The proposed Clarkston school bond issue hasn’t changed, but officials want it to have more complete information.
The board of education on Monday, March 24 voted to amend their “Resolution Setting Matters To Be Voted Upon” based on a recommendation from school attorney Bob Thrun.
“It does not change the intent or the content of the resolution,” Deputy Superintendent David Reschke said.
If voters approve the $83,735,000 bond issue June 9, it will extend the time needed to pay off bond debt, but will not raise property owners’ millage rate.
Language to that effect is now included in all parts of the resolution relating to the proposed bond issue.
The school district already levies the maximum-allowed 7 mills for debt service, based on borrowing from the Michigan School Bond Loan Fund Program.

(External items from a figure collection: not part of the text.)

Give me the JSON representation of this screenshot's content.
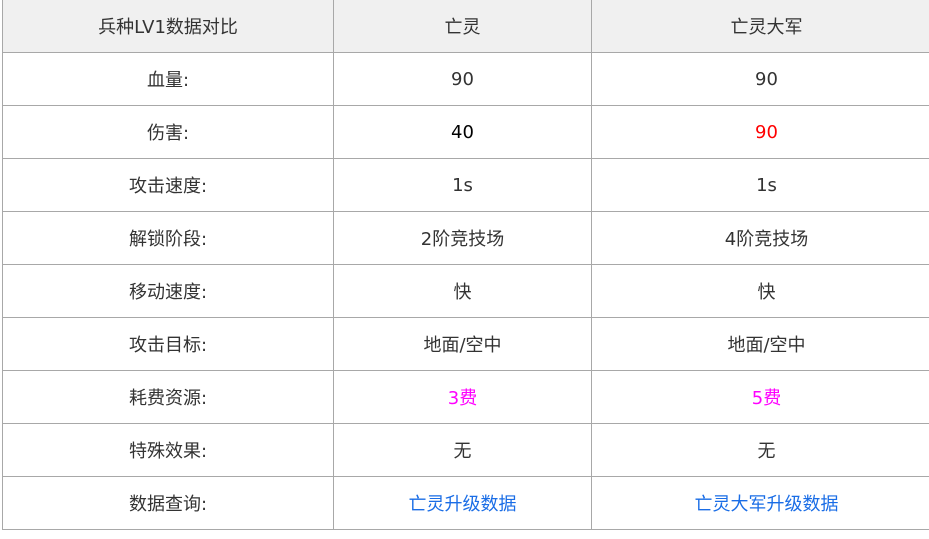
{
  "table": {
    "headers": [
      "兵种LV1数据对比",
      "亡灵",
      "亡灵大军"
    ],
    "rows": [
      {
        "label": "血量:",
        "a": "90",
        "b": "90"
      },
      {
        "label": "伤害:",
        "a": "40",
        "b": "90"
      },
      {
        "label": "攻击速度:",
        "a": "1s",
        "b": "1s"
      },
      {
        "label": "解锁阶段:",
        "a": "2阶竞技场",
        "b": "4阶竞技场"
      },
      {
        "label": "移动速度:",
        "a": "快",
        "b": "快"
      },
      {
        "label": "攻击目标:",
        "a": "地面/空中",
        "b": "地面/空中"
      },
      {
        "label": "耗费资源:",
        "a": "3费",
        "b": "5费"
      },
      {
        "label": "特殊效果:",
        "a": "无",
        "b": "无"
      },
      {
        "label": "数据查询:",
        "a": "亡灵升级数据",
        "b": "亡灵大军升级数据"
      }
    ]
  },
  "colors": {
    "highlight_red": "#ff0000",
    "cost_magenta": "#ff00ff",
    "link_blue": "#1a6de6",
    "header_bg": "#f0f0f0"
  }
}
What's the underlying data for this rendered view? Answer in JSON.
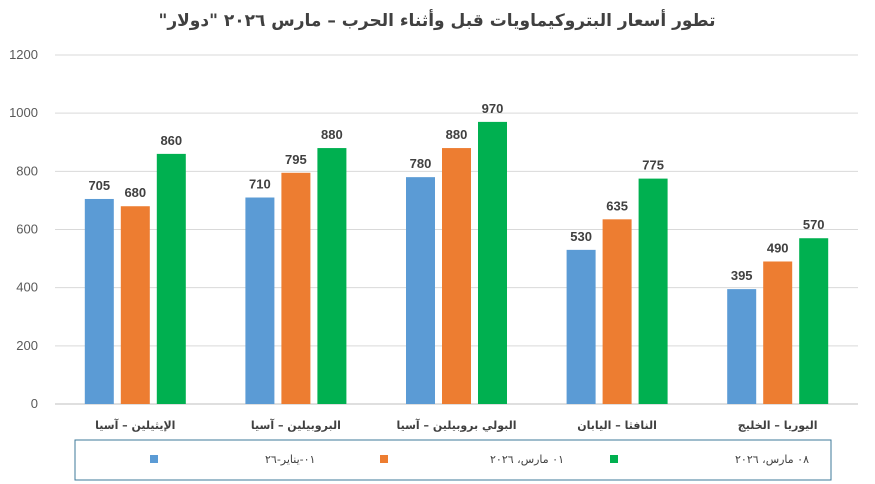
{
  "chart_data": {
    "type": "bar",
    "title": "تطور أسعار البتروكيماويات قبل وأثناء الحرب – مارس ٢٠٢٦ \"دولار\"",
    "categories": [
      "الإيثيلين – آسيا",
      "البروبيلين – آسيا",
      "البولي بروبيلين – آسيا",
      "النافثا – اليابان",
      "اليوريا – الخليج"
    ],
    "series": [
      {
        "name": "٠١-يناير-٢٦",
        "color": "#5b9bd5",
        "values": [
          705,
          710,
          780,
          530,
          395
        ]
      },
      {
        "name": "٠١ مارس، ٢٠٢٦",
        "color": "#ed7d31",
        "values": [
          680,
          795,
          880,
          635,
          490
        ]
      },
      {
        "name": "٠٨ مارس، ٢٠٢٦",
        "color": "#00b050",
        "values": [
          860,
          880,
          970,
          775,
          570
        ]
      }
    ],
    "y_ticks": [
      0,
      200,
      400,
      600,
      800,
      1000,
      1200
    ],
    "ylim": [
      0,
      1200
    ],
    "xlabel": "",
    "ylabel": "",
    "grid": true,
    "legend_position": "bottom"
  }
}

According to the district’s 2001-2002 financial report, taxpayers are already paying off bond issues approved by voters in 1993, 1995 and 1997. In 1998, the district refinanced bond debt to save interest costs.
The report showed the district to have bonded debt of $117,771,841 in fiscal year 2002. Ballot language says the maximum time period to pay off the new bonds will be 26 years.
Unlike a standard property tax election, a bond proposal does not have a specific millage rate, since fluctuations in the bond market will affect the actual rate.
The district has proposed the bond issue to pay for planned additions and renovations to increase space for student learning, consolidate programs and services and complete capital needs projects at existing sites.
In addition to the proposed bond issue, the district will ask voters to renew the full 18-mill “non-homestead” property tax for local operations. That tax, created by 1994’s Proposal A, is not levied on property used as a primary residence, but is charged to owners of property such as businesses and rental property.